¿Crees que tus movimientos en coche son privados? El FBI tiene otros planes.
Imagina una red de ojos digitales que fotografían cada vehículo que pasa, capturando su matrícula, ubicación y hora del día. Ahora, imagina que el FBI quiere acceso a esa red, con datos de casi en tiempo real, desde las autopistas de California hasta los caminos de Puerto Rico. Según documentos oficiales revelados esta semana, eso es exactamente lo que está solicitando la agencia.
El objetivo es claro: expandir masivamente su capacidad para rastrear vehículos en todo Estados Unidos y sus territorios. Pero aquí está el detalle clave: planean pagar millones a empresas privadas para conseguirlo.
Un contrato millonario y un sistema que debe cubrir el 75% del país
El FBI Directorate of Intelligence ha publicado una solicitud de propuestas (RFP) buscando contratar a uno o más proveedores que puedan entregar acceso a datos de lectores de matrículas automáticas (ALPR).
«El FBI tiene una necesidad crucial de LPRs accesibles para proporcionar un rango diverso y fiable de recopilaciones en todo Estados Unidos», dice una declaración de trabajo. «Estos datos deben estar disponibles en las principales autopistas y en una variedad de ubicaciones para una máxima utilidad para las fuerzas del orden.»
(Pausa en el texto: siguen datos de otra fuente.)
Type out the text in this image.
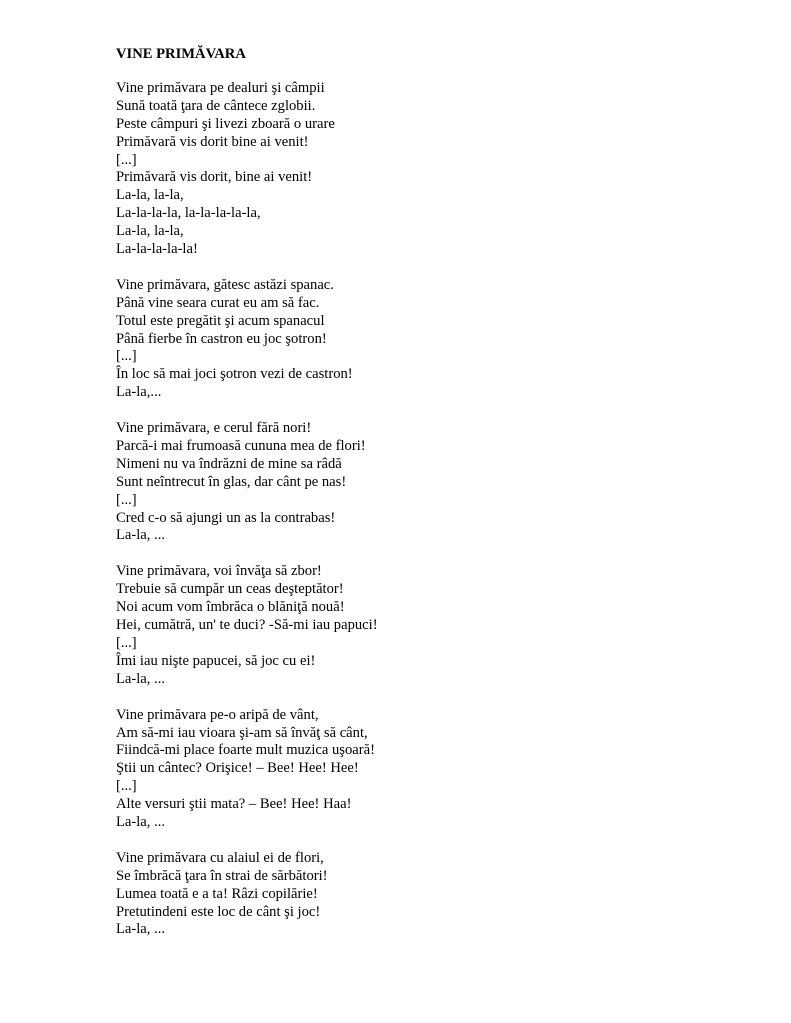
VINE PRIMĂVARA
Vine primăvara pe dealuri şi câmpii
Sună toată ţara de cântece zglobii.
Peste câmpuri şi livezi zboară o urare
Primăvară vis dorit bine ai venit!
[...]
Primăvară vis dorit, bine ai venit!
La-la, la-la,
La-la-la-la, la-la-la-la-la,
La-la, la-la,
La-la-la-la-la!
Vine primăvara, gătesc astăzi spanac.
Până vine seara curat eu am să fac.
Totul este pregătit şi acum spanacul
Până fierbe în castron eu joc şotron!
[...]
În loc să mai joci şotron vezi de castron!
La-la,...
Vine primăvara, e cerul fără nori!
Parcă-i mai frumoasă cununa mea de flori!
Nimeni nu va îndrăzni de mine sa râdă
Sunt neîntrecut în glas, dar cânt pe nas!
[...]
Cred c-o să ajungi un as la contrabas!
La-la, ...
Vine primăvara, voi învăţa să zbor!
Trebuie să cumpăr un ceas deşteptător!
Noi acum vom îmbrăca o blăniţă nouă!
Hei, cumătră, un' te duci? -Să-mi iau papuci!
[...]
Îmi iau nişte papucei, să joc cu ei!
La-la, ...
Vine primăvara pe-o aripă de vânt,
Am să-mi iau vioara şi-am să învăţ să cânt,
Fiindcă-mi place foarte mult muzica uşoară!
Ştii un cântec? Orişice! – Bee! Hee! Hee!
[...]
Alte versuri ştii mata? – Bee! Hee! Haa!
La-la, ...
Vine primăvara cu alaiul ei de flori,
Se îmbrăcă ţara în strai de sărbători!
Lumea toată e a ta! Râzi copilărie!
Pretutindeni este loc de cânt şi joc!
La-la, ...
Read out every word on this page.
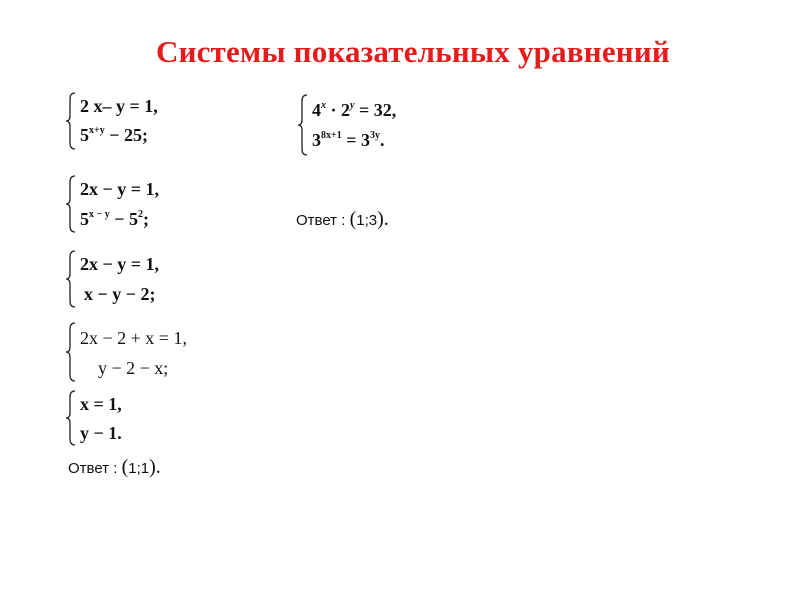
Системы показательных уравнений
2 x– y = 1,
$5^{x+y} - 25$;
2x − y = 1,
$5^{x - y} - 5^2$;
2x − y = 1,
x − y − 2;
2x − 2 + x = 1,
y − 2 − x;
x = 1,
y − 1.
Ответ : (1;1).
$4^x \cdot 2^y = 32$,
$3^{8x+1} = 3^{3y}$.
Ответ : (1;3).
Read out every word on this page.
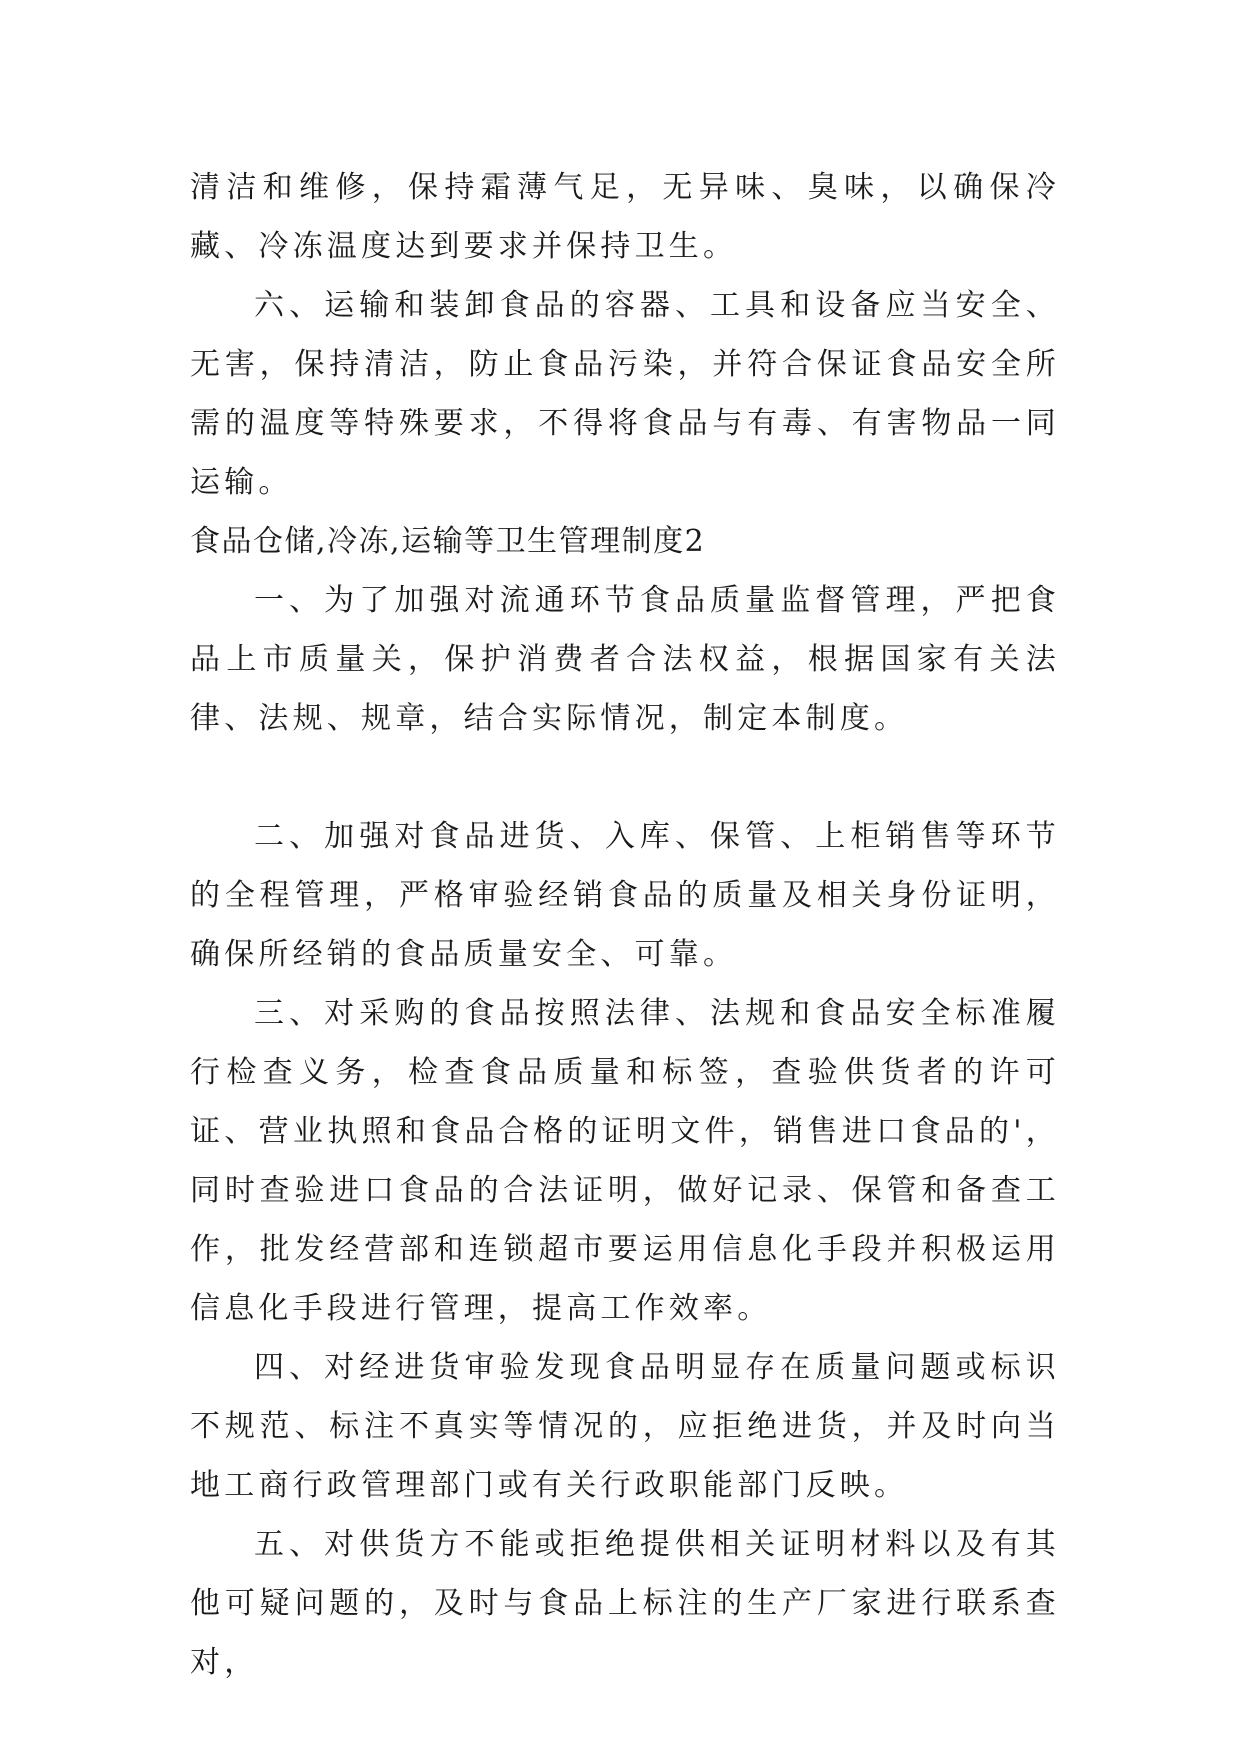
清洁和维修，保持霜薄气足，无异味、臭味，以确保冷藏、冷冻温度达到要求并保持卫生。

六、运输和装卸食品的容器、工具和设备应当安全、无害，保持清洁，防止食品污染，并符合保证食品安全所需的温度等特殊要求，不得将食品与有毒、有害物品一同运输。

食品仓储,冷冻,运输等卫生管理制度2

一、为了加强对流通环节食品质量监督管理，严把食品上市质量关，保护消费者合法权益，根据国家有关法律、法规、规章，结合实际情况，制定本制度。

二、加强对食品进货、入库、保管、上柜销售等环节的全程管理，严格审验经销食品的质量及相关身份证明，确保所经销的食品质量安全、可靠。

三、对采购的食品按照法律、法规和食品安全标准履行检查义务，检查食品质量和标签，查验供货者的许可证、营业执照和食品合格的证明文件，销售进口食品的'，同时查验进口食品的合法证明，做好记录、保管和备查工作，批发经营部和连锁超市要运用信息化手段并积极运用信息化手段进行管理，提高工作效率。

四、对经进货审验发现食品明显存在质量问题或标识不规范、标注不真实等情况的，应拒绝进货，并及时向当地工商行政管理部门或有关行政职能部门反映。

五、对供货方不能或拒绝提供相关证明材料以及有其他可疑问题的，及时与食品上标注的生产厂家进行联系查对，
El sistema contratado debe cubrir al menos el 75% de las ubicaciones y poder proporcionar los datos en «casi tiempo real». El contrato se divide en seis regiones y podría durar hasta cinco años, con un valor potencial combinado de 36 millones de dólares.
Pero, ¿qué pueden hacer con esos datos? Según la solicitud, el FBI necesita poder buscar en la base de datos por números de matrícula completos o parciales, estado de la placa, direcciones, ubicaciones donde se escaneó una placa, e incluso marcas y modelos de vehículos.
«El sistema del Contratista debe tener la capacidad de acceder y/o consultar cámaras en todo Estados Unidos y sus territorios», especifica el documento oficial.
Aquí está el giro: los contratistas también deben poder crear mapas de calor que muestren la cobertura de las cámaras y revelar la fuente de la información (como cámaras de semáforo en rojo, empresas de recuperación de vehículos o cámaras de velocidad).
Dos gigantes en el punto de mira y un debate de privacidad candente
Como señala el informe de 404 Media, dos empresas están especialmente bien posicionadas para obtener parte de este contrato multimillonario: Flock y Motorola Solutions.
Flock vende sus lectores de matrículas a más de 12.000 departamentos de policía locales. Motorola Solutions también ofrece cámaras ALPR que pueden instalarse en carreteras o montarse en coches patrulla. El FBI podría adjudicar contratos a múltiples proveedores para alcanzar el nivel de cobertura deseado.
Sin embargo, esta tecnología no está exenta de polémica. Las cámaras ALPR han generado preocupaciones sobre privacidad, seguridad de datos y, según la Electronic Frontier Foundation (EFF), errores en el reconocimiento de matrículas que han llevado a arrestos erróneos.
¿Un ‘acceso directo’ federal a la vigilancia local?
El FBI ya dirige un programa de LPR para compartir información entre sus socios policiales. Sin embargo, este nuevo plan de la división de inteligencia para obtener acceso directo a una red extensa podría expandir significativamente ese intercambio de información.
Flock afirma que el acceso a sus datos por parte de agencias federales está deshabilitado por defecto y es «opt-in» por parte de la agencia local propietaria de las cámaras. «No hay puerta trasera en Flock», asegura la compañía en su blog.
Pero la realidad puede ser más compleja. 404 Media reportó el año pasado que algunos departamentos de policía local realizaban búsquedas en el sistema de Flock para el Servicio de Inmigración y Control de Aduanas (ICE), otorgando acceso indirecto a una herramienta para la que ICE no tiene un contrato formal.
Además, las leyes estatales podrían convertirse en un obstáculo. California prohíbe explícitamente que las agencias estatales y locales compartan datos de cámaras ALPR con agencias policiales de otros estados o federales. Una ley similar en Virginia fue promulgada el año pasado. El propio RFP del FBI exige a los contratistas que identifiquen la ubicación de los servidores donde se almacenan los datos para verificar el cumplimiento de estas leyes locales.
Mientras un par bipartidista de legisladores estadounidenses proponía esta misma semana prohibir el uso de lectores de matrículas automáticos en todo el país, el FBI avanza en dirección contraria, buscando una vigilancia vehicular más amplia, rápida e integral.
¿El resultado final? Una infraestructura de vigilancia nacional que, por 36 millones de dólares, podría rastrear los movimientos de los vehículos en casi tiempo real, suscitando profundas preguntas sobre dónde trazar la línea entre la seguridad pública y el derecho a la privacidad.